‘A very unusual conjunction of events’ is how the Treasurer, Wayne Swan, explained away his decision to junk his long-promised and most precious of political commodities, the much-vaunted 2012-13 surplus. Of course, the most unusual of all these events was the fact that Mr Swan ever made such a commitment in the first place.
As Peter Costello amusingly pointed out in the Sydney Morning Herald in October, this was the most oft-promised surplus in modern history, having been announced to great fanfare on no fewer than six separate occasions over three separate financial years. ‘Never before in the history of budgeting has so little been promised so often,’ he wrote.
Economists may choose to pore over the ramifications of this latest announcement, delivered on a hot summer’s afternoon when most people were too busy worrying about the Christmas shopping or spiralling air-conditioning bills to pay much attention. But it is the insight into Labor’s machinations of incompetence and deceit that is more pertinent.
Back in 2010, when Australians were reeling from the rapidity with which Rudd and Swan squandered billions of their dollars on unproductive school halls and the like, the word ‘surplus’ was like a soothing balm on a gaping sore. Before too long, and as an election came and went, the act of promising a surplus somehow morphed into the act of actually delivering one. ‘We are the party that delivers a surplus,’ was a common justification from any number of government ministers to questions of profligacy.
Billions more for education. Billions for the NDIS. Billions for the NBN. Solving climate change. Spreading the boom. The pattern just keeps repeating itself. Feelgood promises delivered on the never-never.
The reality has been quite different. The mining tax failed to raise a brass razoo. Doha ended with a commitment to squander billions more and, er, that was about it. Educationally, our kids are bottom of the class when it comes to developed countries.
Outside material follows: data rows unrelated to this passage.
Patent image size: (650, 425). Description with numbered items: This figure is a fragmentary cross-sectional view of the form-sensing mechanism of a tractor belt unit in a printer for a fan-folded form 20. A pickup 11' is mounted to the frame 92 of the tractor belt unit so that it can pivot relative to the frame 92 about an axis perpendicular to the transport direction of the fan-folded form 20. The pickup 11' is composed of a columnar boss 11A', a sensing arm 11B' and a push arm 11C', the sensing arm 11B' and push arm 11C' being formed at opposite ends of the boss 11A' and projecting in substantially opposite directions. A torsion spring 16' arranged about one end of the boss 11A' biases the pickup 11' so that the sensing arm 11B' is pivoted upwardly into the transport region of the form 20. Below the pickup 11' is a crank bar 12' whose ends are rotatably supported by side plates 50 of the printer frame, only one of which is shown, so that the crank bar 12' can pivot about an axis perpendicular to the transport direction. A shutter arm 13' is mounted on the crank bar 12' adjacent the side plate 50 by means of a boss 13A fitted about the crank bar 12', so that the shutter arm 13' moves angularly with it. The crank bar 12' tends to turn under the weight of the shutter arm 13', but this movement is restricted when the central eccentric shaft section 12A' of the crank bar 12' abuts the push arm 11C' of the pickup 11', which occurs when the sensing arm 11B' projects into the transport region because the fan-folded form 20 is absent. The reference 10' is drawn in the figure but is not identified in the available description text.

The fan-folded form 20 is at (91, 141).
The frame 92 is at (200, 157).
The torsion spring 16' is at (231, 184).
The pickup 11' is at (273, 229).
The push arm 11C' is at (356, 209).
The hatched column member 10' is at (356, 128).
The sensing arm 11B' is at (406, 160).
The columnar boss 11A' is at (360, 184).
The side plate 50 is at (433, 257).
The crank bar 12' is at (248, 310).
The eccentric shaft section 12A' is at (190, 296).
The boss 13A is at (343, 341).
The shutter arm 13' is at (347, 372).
Those over 65 won’t get a cent out of the NDIS, if it ever materialises.
As incompetence and ideology drain our national reserves and commit us to expenditure we cannot afford, Labor’s scramble for moolah in hidden shoeboxes becomes more frantic by the day.
The latest victims of Labor’s dash for cash are our foreign aid recipients, now being called upon to cough up $375 million to fund border protection. The clammy hands of Bob Carr and Wayne Swan are now reaching into African begging bowls to fund asylum-seekers. Yet the spin continues, shamelessly.
‘Money spent on refugees within a country is legitimate aid,’ claims Senator Carr, a renowned master of spin. It’s a disingenuous argument. Siphoning off aid money committed elsewhere is, according to World Vision chief executive Tim Costello, ‘an insult to the world because of the promises we have made’.
Broken promises from Labor? Nonsense. Just more ‘unusual events’.
Better things to do
‘Absolutely staggering’ is how an indignant Attorney-General, Nicola Roxon, responded to Tony Abbott’s admission that he hadn’t got around to reading Steven Rares’ judgment in the Peter Slipper/James Ashby affair.
Clearly, Ms Roxon needs to fine-tune the dial on her outrage-ometer. In the past, she has equally found herself ‘staggered’ by levels of obesity in Australia, stunned by the ‘ludicrous’ workings of a Kevin Rudd cabinet, and horrified by logos on cigarette packs.
But why should Mr Abbott read the judgment, when it fails to answer the most pertinent question? Did the Speaker sexually harass his employee? Yes or no?
Justice Rares squibbed the opportunity to determine if a crime took place, taking the politically convenient way out by dismissing the entire affair. The Commonwealth also ducked the issue, paying Ashby off with $50,000 of taxpayers’ money.
Sexual harassment in the workplace is a serious crime. But Justice Rares appears to suggest that a ‘political’ component negates the need to determine the guilt or innocence of the defendant.
Worse, in order to justify dismissing the case, Justice Rares has in effect labeled James Ashby, Mal Brough and Karen Doane (two of whom weren’t even party to the proceedings) ‘guilty’ of a different crime without offering them the chance to defend themselves. Arguably, such a ruling negates the laws of natural justice, the first of which states that: ‘a decision maker must afford an opportunity to be heard to a person whose interests will be adversely affected by the decision.’
To attack Tony Abbott for not studying every word of this unsatisfactory judgment is absurd. Besides, he had far more important things to do on his trip abroad. His Spectator Australia diary, for one.